Porphyrin nanotubes lack the high mechanical strength of the carbon tubes but possess a wider range of optical and electronic properties that can be exploited in making nanodevices. In fact, carbon nanotubes are often modified by attaching porphyrins to increase their utility.
This is unnecessary for the porphyrin nanotubes, which can be tailored to specific purposes like water-splitting by varying the type of porphyrin incorporated into the nanotube itself to obtain the desired properties.
When exposed to light, some porphyrin nanotubes can photocatalytically grow metal structures onto tube surfaces to create a functional nanodevice. For example, when the nanotubes are put into a solution with gold or platinum ions and exposed to sunlight, their photocatalytic activity causes the reduction of the ions to the metal. Using this method the researchers have deposited platinum outside the nanotube and grown a nanowire of gold inside the tube.
The nanotube with the gold inside and platinum outside is the heart of the photolytic nanodevice that may split water into oxygen and hydrogen.
The research team has already demonstrated that the nanotubes with platinum particles on the surface can produce hydrogen when illuminated with light.
To complete the photocatalytic nanodevice, a nanoparticle of an inorganic photocatalyst that produces oxygen must be attached to the gold contact ball that naturally forms at the end of the tube. The gold nanowire and ball serve as a conductor of electrons between the oxygen- and hydrogen-producing components of the nanodevice. The gold conductor also keeps the oxygen and hydrogen parts separate to prevent damage during operation.
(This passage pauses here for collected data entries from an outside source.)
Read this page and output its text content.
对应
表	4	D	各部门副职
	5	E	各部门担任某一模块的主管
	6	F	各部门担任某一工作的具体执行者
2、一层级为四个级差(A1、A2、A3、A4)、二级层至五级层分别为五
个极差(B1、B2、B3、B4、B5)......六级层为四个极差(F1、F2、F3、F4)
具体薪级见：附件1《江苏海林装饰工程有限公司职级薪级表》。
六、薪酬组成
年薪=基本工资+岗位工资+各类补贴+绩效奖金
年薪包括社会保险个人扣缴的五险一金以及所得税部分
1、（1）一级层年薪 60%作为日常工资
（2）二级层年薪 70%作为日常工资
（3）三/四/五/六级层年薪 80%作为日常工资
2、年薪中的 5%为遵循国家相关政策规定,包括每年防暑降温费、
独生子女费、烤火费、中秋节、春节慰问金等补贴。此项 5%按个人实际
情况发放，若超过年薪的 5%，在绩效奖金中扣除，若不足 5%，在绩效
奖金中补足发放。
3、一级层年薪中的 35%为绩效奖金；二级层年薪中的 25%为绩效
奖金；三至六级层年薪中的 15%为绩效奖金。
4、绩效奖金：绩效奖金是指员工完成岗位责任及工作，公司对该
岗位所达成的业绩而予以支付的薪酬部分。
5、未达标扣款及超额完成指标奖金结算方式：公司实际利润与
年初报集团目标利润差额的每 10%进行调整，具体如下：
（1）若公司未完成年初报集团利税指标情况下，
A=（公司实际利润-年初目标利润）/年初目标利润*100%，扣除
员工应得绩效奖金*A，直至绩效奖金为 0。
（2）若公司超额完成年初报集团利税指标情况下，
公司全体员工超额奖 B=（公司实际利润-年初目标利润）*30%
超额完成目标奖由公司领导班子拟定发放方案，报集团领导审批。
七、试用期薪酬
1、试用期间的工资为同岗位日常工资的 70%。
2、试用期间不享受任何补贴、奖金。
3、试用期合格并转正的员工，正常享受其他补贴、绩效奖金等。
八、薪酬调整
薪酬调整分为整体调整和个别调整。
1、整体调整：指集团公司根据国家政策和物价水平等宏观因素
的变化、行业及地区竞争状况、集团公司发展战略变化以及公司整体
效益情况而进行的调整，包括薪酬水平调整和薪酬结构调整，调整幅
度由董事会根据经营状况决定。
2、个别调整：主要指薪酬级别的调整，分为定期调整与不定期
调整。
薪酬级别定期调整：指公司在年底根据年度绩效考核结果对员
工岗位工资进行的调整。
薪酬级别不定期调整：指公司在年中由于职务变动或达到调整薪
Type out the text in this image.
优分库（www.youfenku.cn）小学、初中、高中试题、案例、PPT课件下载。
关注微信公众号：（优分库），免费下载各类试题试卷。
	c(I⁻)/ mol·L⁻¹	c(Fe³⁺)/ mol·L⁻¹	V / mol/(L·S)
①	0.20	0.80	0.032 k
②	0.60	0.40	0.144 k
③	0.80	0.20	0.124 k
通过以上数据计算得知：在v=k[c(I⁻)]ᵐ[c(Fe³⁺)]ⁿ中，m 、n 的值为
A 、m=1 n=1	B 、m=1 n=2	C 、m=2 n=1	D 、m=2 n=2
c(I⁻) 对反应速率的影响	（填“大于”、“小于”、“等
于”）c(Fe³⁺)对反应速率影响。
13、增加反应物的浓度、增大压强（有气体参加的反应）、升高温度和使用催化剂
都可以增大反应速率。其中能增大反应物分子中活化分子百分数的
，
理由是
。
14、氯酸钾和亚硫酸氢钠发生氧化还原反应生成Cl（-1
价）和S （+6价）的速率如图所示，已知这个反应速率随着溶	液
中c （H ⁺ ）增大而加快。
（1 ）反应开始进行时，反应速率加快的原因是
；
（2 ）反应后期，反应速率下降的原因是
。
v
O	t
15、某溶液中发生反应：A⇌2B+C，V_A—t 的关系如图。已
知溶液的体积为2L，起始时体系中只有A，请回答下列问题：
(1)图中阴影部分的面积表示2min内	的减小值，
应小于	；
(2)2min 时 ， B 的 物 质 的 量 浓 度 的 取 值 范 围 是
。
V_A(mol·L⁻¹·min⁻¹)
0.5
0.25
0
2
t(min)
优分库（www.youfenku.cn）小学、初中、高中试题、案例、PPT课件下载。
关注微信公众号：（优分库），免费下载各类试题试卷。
Laboratory-scale devices of this type have already been built by others. What we are doing is reducing the size of the device to reap the benefits of the nanoscale architecture.
Once we have functional nanodevices that operate with reasonable efficiency in solution, we will turn our attention to the development of nanodevice-based solar light-harvesting cells and the systems integration issues involved in their production.
There are many possible routes to the construction of functional solar cells based on the porphyrin nanodevices. However, we have a lot of issues to resolve before we get to that point.—John Shelnutt, Sandia research team leader
The research, partially funded by a grant to the University of Georgia from the Department of Energy, is exploring the use of porphyrin nanotubes in a range of applications.